The agreements entail a 6.5% wage increase in the first year, followed by a 3% raise in the second year, with subsequent increases aligned with the annual inflation rate for Years 3 to 5. They also include improved benefits and the implementation of a weekend parcel delivery system. Both deals are set to remain effective until January 31, 2029.
Jan Simpson, the national president of CUPW, emphasized that these outcomes showcase the unity and resilience of postal workers. She stated, “In the face of exceptional challenges, we united, achieved substantial enhancements, and resisted significant cutbacks.”
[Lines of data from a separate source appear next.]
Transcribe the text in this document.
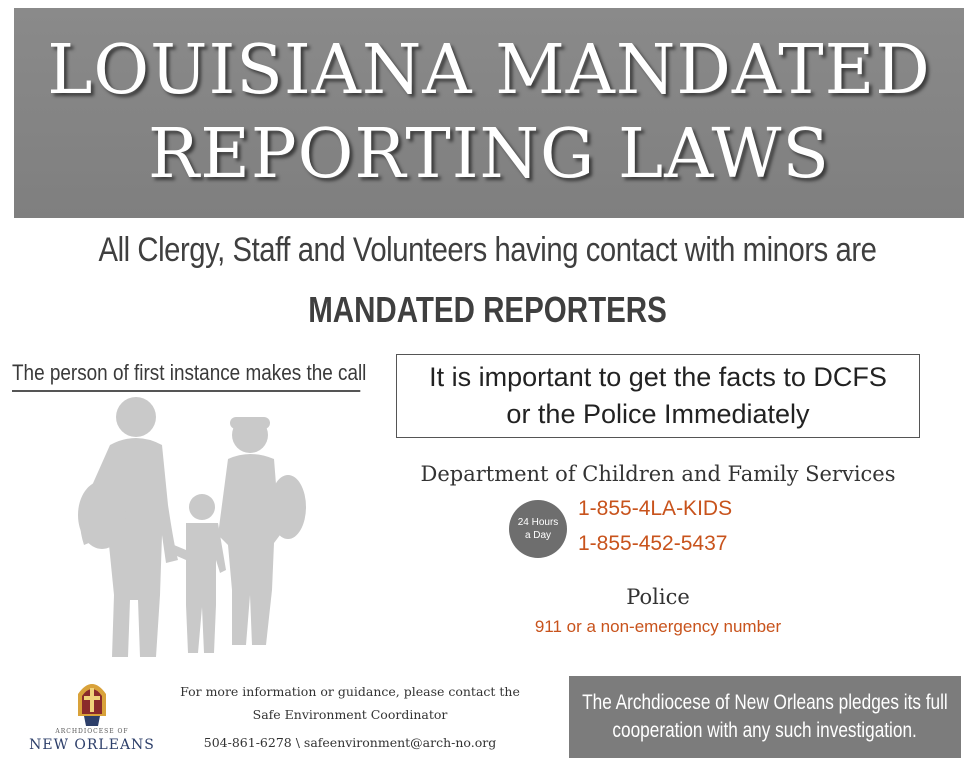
LOUISIANA MANDATED
REPORTING LAWS
All Clergy, Staff and Volunteers having contact with minors are
MANDATED REPORTERS
The person of first instance makes the call It is important to get the facts to DCFS
or the Police Immediately
Department of Children and Family Services
24 Hours
a Day
1-855-4LA-KIDS
1-855-452-5437
Police
911 or a non-emergency number
ARCHDIOCESE OF
NEW ORLEANS
For more information or guidance, please contact the
Safe Environment Coordinator
504-861-6278 \ safeenvironment@arch-no.org
The Archdiocese of New Orleans pledges its full
cooperation with any such investigation.
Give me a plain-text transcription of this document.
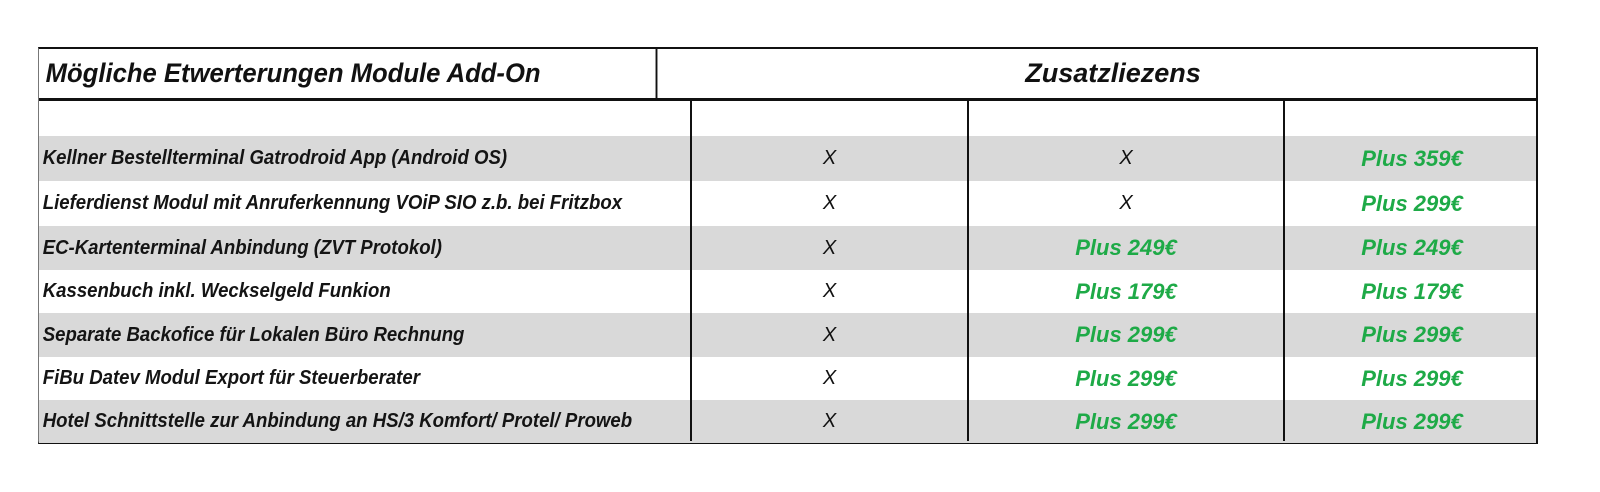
Mögliche Etwerterungen Module Add-On	Zusatzliezens
Kellner Bestellterminal Gatrodroid App (Android OS)	X	X	Plus 359€
Lieferdienst Modul mit Anruferkennung VOiP SIO z.b. bei Fritzbox	X	X	Plus 299€
EC-Kartenterminal Anbindung (ZVT Protokol)	X	Plus 249€	Plus 249€
Kassenbuch inkl. Weckselgeld Funkion	X	Plus 179€	Plus 179€
Separate Backofice für Lokalen Büro Rechnung	X	Plus 299€	Plus 299€
FiBu Datev Modul Export für Steuerberater	X	Plus 299€	Plus 299€
Hotel Schnittstelle zur Anbindung an HS/3 Komfort/ Protel/ Proweb	X	Plus 299€	Plus 299€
The recent announcement follows a preliminary agreement made by Canada Post and CUPW in November. While the union had the right to strike at that time, both parties have now agreed that strike or lockout actions will be suspended during the ratification process. Additionally, Canada Post mentioned that they have finalized the contractual language for the new collective agreement as part of this progression.
If these agreements are formalized in the coming year, it will mark the conclusion of over two years of labor disputes between the struggling Crown corporation and its primary union, representing approximately 55,000 employees. The disagreements have revolved around salary issues and structural adjustments to the postal service’s workforce, encompassing proposals for increased part-time staff and seven-day delivery services.
During the bargaining phase, postal workers have engaged in strikes, including one before the holiday season last year, disrupting parcel deliveries during peak periods. Canada Post has been facing financial challenges for a prolonged period, with its latest quarterly report in November reporting a before-tax loss of $541 million, the largest in its history. Despite receiving a $1 billion federal loan in January to sustain operations until March, the carrier now anticipates exhausting the funds before the year concludes.